Chapter 142: The Symbol
The symbol remained suspended above the projection while everything else dimmed around it.
The city had faded. The districts had gone dark. The administrative records and evacuation timelines and probability calculations all receded until the only thing the chamber was showing was the circular crest with its branching lines, hovering in the space where a district had been removed from the Archive.
The artifact had not stopped reacting since the symbol appeared. Not the occasional pulse they had been following. A continuous response, steady and stronger than anything previous.
Sera looked at it. "I don’t think it likes being ignored."
Kai studied the symbol. "That would imply it has opinions."
"It led us through a B-rank territory, into a hidden archive, and through what amounts to an entire civilization’s worth of secrets underground." She folded her arms. "At this point I’m willing to accept it has opinions."
He thought about it. "Fair."
"I know," she said.
The symbol brightened. The chamber responded, the outer systems waking to attend to whatever the symbol’s activation was triggering. The city projection vanished and the space that remained showed the hidden district, stripped of everything that had surrounded it, and then additional symbols appeared around the central one. Not copies. The central symbol was the origin. The outer ones were derivatives, variations that seemed to indicate relationships or versions.
Translation systems activated and ancient text began appearing alongside the symbols in the air.
Kai looked at the references as they surfaced. The symbol appeared across multiple records and each appearance was attached to something that had been restricted or suppressed. Entire facilities. Specific records within otherwise intact sections. Districts that had been removed from the reconstruction. Every time the symbol appeared, the Archive’s restriction markers appeared alongside it.
He started comparing the locations where the symbol appeared against the map they had seen earlier.
Sera moved beside him. "You found something."
"The symbol isn’t tied to the city."
Sera frowned. "Then what?"
Kai pointed at the map. "People."
The room went quiet.
"Yes," he said.
The Archive responded.
The symbol expanded and ancient text surrounded it in a ring. Most of what appeared was corrupted, the familiar gaps and failures they had been navigating since the central chamber. But the system was working, the recovery process pulling from multiple fragmented sources simultaneously.
One line stabilized.
PROGRAM DESIGNATION: AUTHORITY CANDIDATE.
Neither of them spoke.
The words hung above the projection.
Authority Candidate.
Not a city.
Not a district.
A person.
Kai looked at the text with Sera and they didn’t say anything for a moment.
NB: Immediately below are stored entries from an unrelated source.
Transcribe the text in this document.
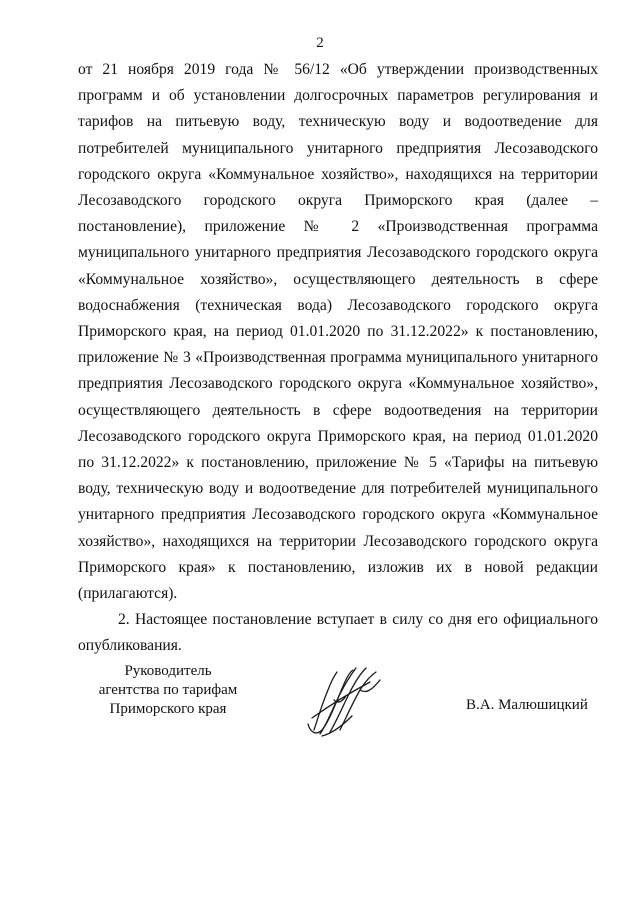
2

от 21 ноября 2019 года № 56/12 «Об утверждении производственных программ и об установлении долгосрочных параметров регулирования и тарифов на питьевую воду, техническую воду и водоотведение для потребителей муниципального унитарного предприятия Лесозаводского городского округа «Коммунальное хозяйство», находящихся на территории Лесозаводского городского округа Приморского края (далее – постановление), приложение № 2 «Производственная программа муниципального унитарного предприятия Лесозаводского городского округа «Коммунальное хозяйство», осуществляющего деятельность в сфере водоснабжения (техническая вода) Лесозаводского городского округа Приморского края, на период 01.01.2020 по 31.12.2022» к постановлению, приложение № 3 «Производственная программа муниципального унитарного предприятия Лесозаводского городского округа «Коммунальное хозяйство», осуществляющего деятельность в сфере водоотведения на территории Лесозаводского городского округа Приморского края, на период 01.01.2020 по 31.12.2022» к постановлению, приложение № 5 «Тарифы на питьевую воду, техническую воду и водоотведение для потребителей муниципального унитарного предприятия Лесозаводского городского округа «Коммунальное хозяйство», находящихся на территории Лесозаводского городского округа Приморского края» к постановлению, изложив их в новой редакции (прилагаются).

2. Настоящее постановление вступает в силу со дня его официального опубликования.

Руководитель
агентства по тарифам
Приморского края	В.А. Малюшицкий
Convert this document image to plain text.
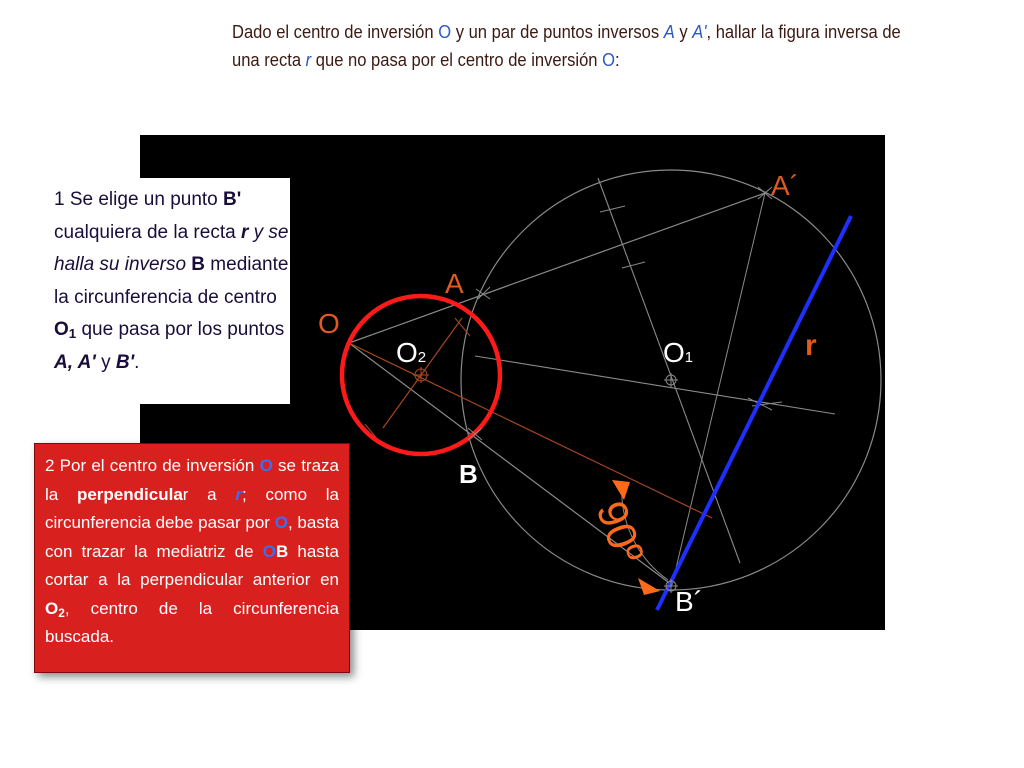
Dado el centro de inversión O y un par de puntos inversos A y A', hallar la figura inversa de una recta r que no pasa por el centro de inversión O:
A´
A
O
O2	O1	r
B
B´
90º
1 Se elige un punto B' cualquiera de la recta r y se halla su inverso B mediante la circunferencia de centro $O_1$ que pasa por los puntos A, A' y B'.
2 Por el centro de inversión O se traza la perpendicular a r; como la circunferencia debe pasar por O, basta con trazar la mediatriz de OB hasta cortar a la perpendicular anterior en $O_2$, centro de la circunferencia buscada.
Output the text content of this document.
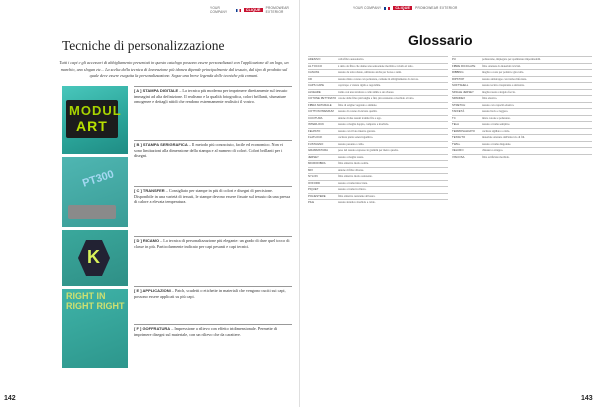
YOUR COMPANY	CLIQUE	PROMOWEAR EXTERIOR
Tecniche di personalizzazione
Tutti i capi e gli accessori di abbigliamento presentati in questo catalogo possono essere personalizzati con l'applicazione di un logo, un marchio, uno slogan etc... La scelta della tecnica di lavorazione più idonea dipende principalmente dal tessuto, dal tipo di prodotto sul quale deve essere eseguita la personalizzazione. Segue una breve legenda delle tecniche più comuni.
MODUL
ART
PT300
K
RIGHT IN RIGHT RIGHT
[ A ] STAMPA DIGITALE – La tecnica più moderna per imprimere direttamente sul tessuto immagini ad alta definizione. Il realismo e la qualità fotografica, colori brillanti, sfumature omogenee e dettagli nitidi che rendono estremamente realistici il vostro.
[ B ] STAMPA SERIGRAFICA – Il metodo più conosciuto, facile ed economico. Non vi sono limitazioni alla dimensione della stampa e al numero di colori. Colori brillanti per i disegni.
[ C ] TRANSFER – Consigliato per stampe in più di colori e disegni di precisione. Disponibile in una varietà di tessuti, le stampe devono essere fissate sul tessuto da una pressa di calore a elevata temperatura.
[ D ] RICAMO – La tecnica di personalizzazione più elegante: un grado di dare quel tocco di classe in più. Particolarmente indicato per capi pesanti e capi tecnici.
[ E ] APPLICAZIONI – Patch, scudetti o etichette in materiali che vengono cuciti sui capi, possono essere applicati su più capi.
[ F ] GOFFRATURA – Impressione a rilievo con effetto tridimensionale. Permette di imprimere disegni sul materiale, con un rilievo che da carattere.
142
YOUR COMPANY	CLIQUE	PROMOWEAR EXTERIOR
Glossario
ADESIVO	colla/fibra autoadesiva.
AL TOCCO	è detto da fibre che danno una sensazione morbida e ruvida al tatto.
CANVAS	tessuto da tela robusto, utilizzato anche per borse e zaini.
CD	tessuto misto cotone con poliestere, comune in abbigliamento da lavoro.
CAPS CAPE	copricapo a visiera rigida e regolabile.
ALVEARE	trama con una struttura a celle simile a un alveare.
COTONE PETTINATO cotone dalle fibre più lunghe e fini, più resistente e morbido al tatto.
FIBRA NATURALE	fibre di origine vegetale o animale.
COTTON PREMIUM	tessuto di cotone di elevata qualità.
CUCITURA	unione di due tessuti tramite filo e ago.
INTERLOCK	tessuto a maglia doppia, compatto e morbido.
FELPATO	tessuto con il lato interno garzato.
FLATLOCK	cucitura piatta senza ingombro.
FUSTAGNO	tessuto pesante e caldo.
GRAMMATURA	peso del tessuto espresso in grammi per metro quadro.
JERSEY	tessuto a maglia rasata.
MICROFIBRA	fibra sintetica molto sottile.
MIX	unione di fibre diverse.
NYLON	fibra sintetica molto resistente.
OXFORD	tessuto a trama intrecciata.
PIQUET	tessuto a trama in rilievo.
POLIESTERE	fibra sintetica resistente all'usura.
PILE	tessuto sintetico morbido e caldo.
PU	poliuretano, impiegato per spalmature impermeabili.
FIBRE RICICLATE	fibre ottenute da materiali riciclati.
RIBBING	maglia a coste per polsini e girocollo.
RIPSTOP	tessuto antistrappo con trama rinforzata.
SOFTSHELL	tessuto tecnico traspirante e antivento.
SINGLE JERSEY	maglia rasata a singola faccia.
SPANDEX	fibra elastica.
STRETCH	tessuto con capacità elastica.
TAFFETÀ	tessuto liscio e leggero.
TC	misto cotone e poliestere.
TELA	tessuto a trama semplice.
TERMOSALDATO	cucitura sigillata a caldo.
TESSUTO	materiale ottenuto dall'intreccio di fili.
TWILL	tessuto a trama diagonale.
VELCRO	chiusura a strappo.
VISCOSA	fibra artificiale morbida.
143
Authority Capitals. Authority Status. Authority Transfer. All of those had appeared in the Archive in various forms. This was different and the designation was not about a location.
"People," Sera said.
"Yes," Kai said.
Not cities. Not districts. Not a governance designation. Individuals. The program had involved specific people who had been designated in some way and who had been important enough that the districts where they had been located were removed from the Archive’s records and the removal was authorized by someone with the ability to give the Archive instructions.
The implications expanded faster than he could map them.
"How many," Sera said.
"Unknown."
"What did they do."
"Unknown."
"What happened to them."
He looked at the suppression layers still visible across most of the symbol’s associated records. "Unknown. But someone went to significant effort to make sure the Archive couldn’t answer that."
The Archive continued translating, the recovery process working through whatever was accessible. Fragments appeared in sequence.
CANDIDATE SELECTION... [DATA CORRUPTED].
AUTHORITY EVALUATION... [DATA CORRUPTED].
TRANSFER REQUIREMENTS... [DATA CORRUPTED].
Sera put her hand against her forehead. "I’ve reached the point where corrupted records feel personal."
"You okay?"
"No." She pointed at the projection. "Every answer is missing more than half of itself."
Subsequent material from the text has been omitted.